The goal this year is to run relatively pain free. Yes it will hurt, it is a 26 mile race, but I would like it to hurt the way it is supposed to (tired and sore muscles) and not because of my litany of running- related overuse injuries that have been following me for the past ten years. So I am cross training, strength training, eating strictly vegan food, sleeping, and the hardest of all, icing. And you know what? The injuries are subsiding because I am...wait for it...gasp...taking it easy. My coach recommended that I run not for distance but for time on feet, adding 15 minutes per week to my long run and possibly topping off at 15 miles. This will be marathon # 11 for me and my body knows what to do. Well, my tendons are a bit behind, but my muscles can run the distance. So now it is about taking it easy, listening to my body, getting rest and fueling my body with nutrients.In the next few weeks I am hoping to get my GoPro up and running, to test it out so that on that morning this November when I line up at the Verranzzano - Narrows Bridge, I can record the experience and post it here. For now though I will put my feet in a bath of ice, ignore the discomfort, and know that my body will thank me for it.

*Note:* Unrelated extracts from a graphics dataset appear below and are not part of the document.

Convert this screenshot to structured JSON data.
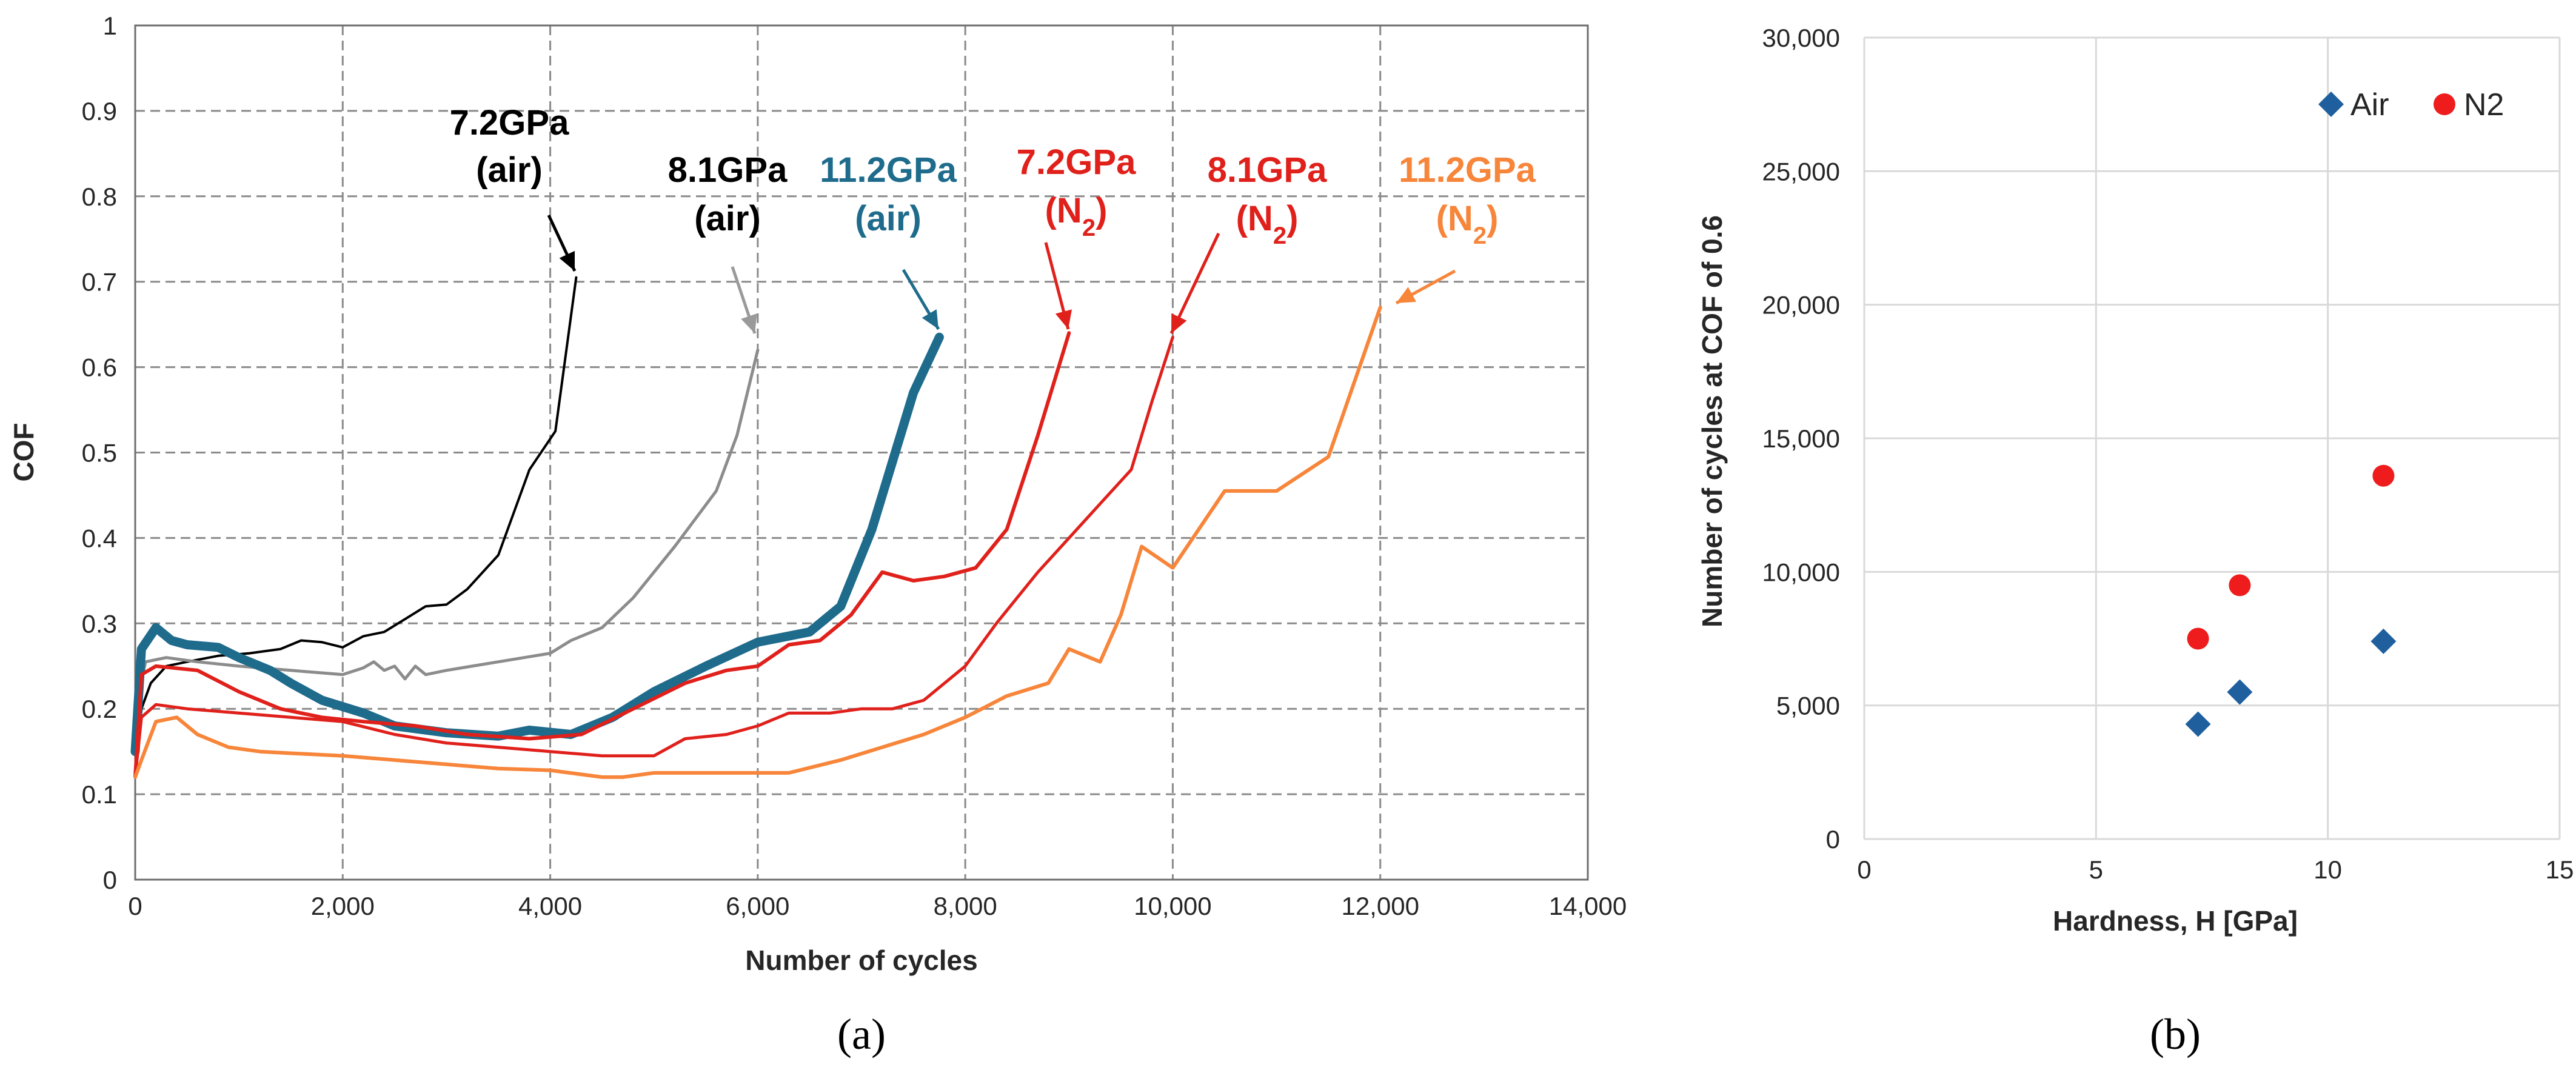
{
  "chart_data": [
    {
      "type": "line",
      "panel_label": "(a)",
      "xlabel": "Number of cycles",
      "ylabel": "COF",
      "xlim": [
        0,
        14000
      ],
      "ylim": [
        0,
        1
      ],
      "x_ticks": [
        "0",
        "2,000",
        "4,000",
        "6,000",
        "8,000",
        "10,000",
        "12,000",
        "14,000"
      ],
      "y_ticks": [
        "0",
        "0.1",
        "0.2",
        "0.3",
        "0.4",
        "0.5",
        "0.6",
        "0.7",
        "0.8",
        "0.9",
        "1"
      ],
      "grid": "dashed",
      "series": [
        {
          "name": "7.2GPa (air)",
          "color": "#000000",
          "points": [
            [
              0,
              0.12
            ],
            [
              60,
              0.2
            ],
            [
              150,
              0.23
            ],
            [
              300,
              0.25
            ],
            [
              500,
              0.255
            ],
            [
              800,
              0.262
            ],
            [
              1100,
              0.265
            ],
            [
              1400,
              0.27
            ],
            [
              1600,
              0.28
            ],
            [
              1800,
              0.278
            ],
            [
              2000,
              0.272
            ],
            [
              2200,
              0.285
            ],
            [
              2400,
              0.29
            ],
            [
              2600,
              0.305
            ],
            [
              2800,
              0.32
            ],
            [
              3000,
              0.322
            ],
            [
              3200,
              0.34
            ],
            [
              3500,
              0.38
            ],
            [
              3800,
              0.48
            ],
            [
              4050,
              0.525
            ],
            [
              4250,
              0.705
            ]
          ]
        },
        {
          "name": "8.1GPa (air)",
          "color": "#8c8c8c",
          "points": [
            [
              0,
              0.2
            ],
            [
              100,
              0.255
            ],
            [
              300,
              0.26
            ],
            [
              600,
              0.255
            ],
            [
              1000,
              0.25
            ],
            [
              1500,
              0.245
            ],
            [
              2000,
              0.24
            ],
            [
              2200,
              0.248
            ],
            [
              2300,
              0.255
            ],
            [
              2400,
              0.245
            ],
            [
              2500,
              0.25
            ],
            [
              2600,
              0.235
            ],
            [
              2700,
              0.25
            ],
            [
              2800,
              0.24
            ],
            [
              3000,
              0.245
            ],
            [
              3500,
              0.255
            ],
            [
              4000,
              0.265
            ],
            [
              4200,
              0.28
            ],
            [
              4500,
              0.295
            ],
            [
              4800,
              0.33
            ],
            [
              5200,
              0.39
            ],
            [
              5600,
              0.455
            ],
            [
              5800,
              0.52
            ],
            [
              6000,
              0.62
            ]
          ]
        },
        {
          "name": "11.2GPa (air)",
          "color": "#1f6b8c",
          "points": [
            [
              0,
              0.15
            ],
            [
              60,
              0.27
            ],
            [
              200,
              0.295
            ],
            [
              350,
              0.28
            ],
            [
              500,
              0.275
            ],
            [
              800,
              0.272
            ],
            [
              1000,
              0.26
            ],
            [
              1300,
              0.245
            ],
            [
              1500,
              0.23
            ],
            [
              1800,
              0.21
            ],
            [
              2200,
              0.195
            ],
            [
              2500,
              0.18
            ],
            [
              3000,
              0.172
            ],
            [
              3500,
              0.168
            ],
            [
              3800,
              0.175
            ],
            [
              4200,
              0.17
            ],
            [
              4600,
              0.19
            ],
            [
              5000,
              0.22
            ],
            [
              5500,
              0.25
            ],
            [
              6000,
              0.278
            ],
            [
              6500,
              0.29
            ],
            [
              6800,
              0.32
            ],
            [
              7100,
              0.41
            ],
            [
              7500,
              0.57
            ],
            [
              7750,
              0.635
            ]
          ]
        },
        {
          "name": "7.2GPa (N2)",
          "color": "#e0201b",
          "points": [
            [
              0,
              0.12
            ],
            [
              60,
              0.24
            ],
            [
              200,
              0.25
            ],
            [
              600,
              0.245
            ],
            [
              1000,
              0.22
            ],
            [
              1400,
              0.2
            ],
            [
              1800,
              0.19
            ],
            [
              2200,
              0.185
            ],
            [
              2700,
              0.18
            ],
            [
              3200,
              0.17
            ],
            [
              3800,
              0.165
            ],
            [
              4300,
              0.17
            ],
            [
              4800,
              0.2
            ],
            [
              5300,
              0.23
            ],
            [
              5700,
              0.245
            ],
            [
              6000,
              0.25
            ],
            [
              6300,
              0.275
            ],
            [
              6600,
              0.28
            ],
            [
              6900,
              0.31
            ],
            [
              7200,
              0.36
            ],
            [
              7500,
              0.35
            ],
            [
              7800,
              0.355
            ],
            [
              8100,
              0.365
            ],
            [
              8400,
              0.41
            ],
            [
              8700,
              0.52
            ],
            [
              9000,
              0.64
            ]
          ]
        },
        {
          "name": "8.1GPa (N2)",
          "color": "#e0201b",
          "points": [
            [
              0,
              0.12
            ],
            [
              60,
              0.19
            ],
            [
              200,
              0.205
            ],
            [
              500,
              0.2
            ],
            [
              1000,
              0.195
            ],
            [
              1500,
              0.19
            ],
            [
              2000,
              0.185
            ],
            [
              2500,
              0.17
            ],
            [
              3000,
              0.16
            ],
            [
              3500,
              0.155
            ],
            [
              4000,
              0.15
            ],
            [
              4500,
              0.145
            ],
            [
              5000,
              0.145
            ],
            [
              5300,
              0.165
            ],
            [
              5700,
              0.17
            ],
            [
              6000,
              0.18
            ],
            [
              6300,
              0.195
            ],
            [
              6700,
              0.195
            ],
            [
              7000,
              0.2
            ],
            [
              7300,
              0.2
            ],
            [
              7600,
              0.21
            ],
            [
              8000,
              0.25
            ],
            [
              8300,
              0.3
            ],
            [
              8700,
              0.36
            ],
            [
              9000,
              0.4
            ],
            [
              9300,
              0.44
            ],
            [
              9600,
              0.48
            ],
            [
              9800,
              0.56
            ],
            [
              10000,
              0.635
            ]
          ]
        },
        {
          "name": "11.2GPa (N2)",
          "color": "#f7853a",
          "points": [
            [
              0,
              0.12
            ],
            [
              60,
              0.14
            ],
            [
              200,
              0.185
            ],
            [
              400,
              0.19
            ],
            [
              600,
              0.17
            ],
            [
              900,
              0.155
            ],
            [
              1200,
              0.15
            ],
            [
              1500,
              0.148
            ],
            [
              2000,
              0.145
            ],
            [
              2500,
              0.14
            ],
            [
              3000,
              0.135
            ],
            [
              3500,
              0.13
            ],
            [
              4000,
              0.128
            ],
            [
              4500,
              0.12
            ],
            [
              4700,
              0.12
            ],
            [
              5000,
              0.125
            ],
            [
              5500,
              0.125
            ],
            [
              6000,
              0.125
            ],
            [
              6300,
              0.125
            ],
            [
              6800,
              0.14
            ],
            [
              7200,
              0.155
            ],
            [
              7600,
              0.17
            ],
            [
              8000,
              0.19
            ],
            [
              8400,
              0.215
            ],
            [
              8800,
              0.23
            ],
            [
              9000,
              0.27
            ],
            [
              9300,
              0.255
            ],
            [
              9500,
              0.31
            ],
            [
              9700,
              0.39
            ],
            [
              10000,
              0.365
            ],
            [
              10500,
              0.455
            ],
            [
              11000,
              0.455
            ],
            [
              11500,
              0.495
            ],
            [
              12000,
              0.67
            ]
          ]
        }
      ],
      "annotations": [
        {
          "line1": "7.2GPa",
          "line2": "(air)",
          "color": "#000000"
        },
        {
          "line1": "8.1GPa",
          "line2": "(air)",
          "color": "#000000"
        },
        {
          "line1": "11.2GPa",
          "line2": "(air)",
          "color": "#1f6b8c"
        },
        {
          "line1": "7.2GPa",
          "line2": "(N",
          "sub": "2",
          "tail": ")",
          "color": "#e0201b"
        },
        {
          "line1": "8.1GPa",
          "line2": "(N",
          "sub": "2",
          "tail": ")",
          "color": "#e0201b"
        },
        {
          "line1": "11.2GPa",
          "line2": "(N",
          "sub": "2",
          "tail": ")",
          "color": "#f7853a"
        }
      ]
    },
    {
      "type": "scatter",
      "panel_label": "(b)",
      "xlabel": "Hardness, H [GPa]",
      "ylabel": "Number of cycles at COF of 0.6",
      "xlim": [
        0,
        15
      ],
      "ylim": [
        0,
        30000
      ],
      "x_ticks": [
        "0",
        "5",
        "10",
        "15"
      ],
      "y_ticks": [
        "0",
        "5,000",
        "10,000",
        "15,000",
        "20,000",
        "25,000",
        "30,000"
      ],
      "grid": "solid",
      "legend_position": "top-right",
      "series": [
        {
          "name": "Air",
          "marker": "diamond",
          "color": "#1f5f9e",
          "points": [
            [
              7.2,
              4300
            ],
            [
              8.1,
              5500
            ],
            [
              11.2,
              7400
            ]
          ]
        },
        {
          "name": "N2",
          "marker": "circle",
          "color": "#ee1c1c",
          "points": [
            [
              7.2,
              7500
            ],
            [
              8.1,
              9500
            ],
            [
              11.2,
              13600
            ]
          ]
        }
      ]
    }
  ]
}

It is time to start training. I am beginning to build a base of fitness despite a history of running related injuries from a calf strain to Achilles and Posterior tibial tendonosis, to the newest addition to the familiy: calcaneal bursitis on both heels. I am keeping a physical therapis in business and have a share of the compression sock market. But there is a difference this year. Oh, I know I can do it, but this year I am asking for help. I have a running coach making me a training plan. I have a physical therapist making sure I stay straight to stave off injuries, and I am working with a strength and conditioning coach. I have my nutrition under control because of work with a plant based nutritionist, and I am taking time to, gasp, rest. I would love to continue to writing about this journey within the confines of this blog, to share images and maybe even video if I take the plunge and purchase that GoPro in my Amazon shopping cart. I would like to be held accountable for taking care of my body so that this year maybe I can run this amazing race with minimum pain. here we go.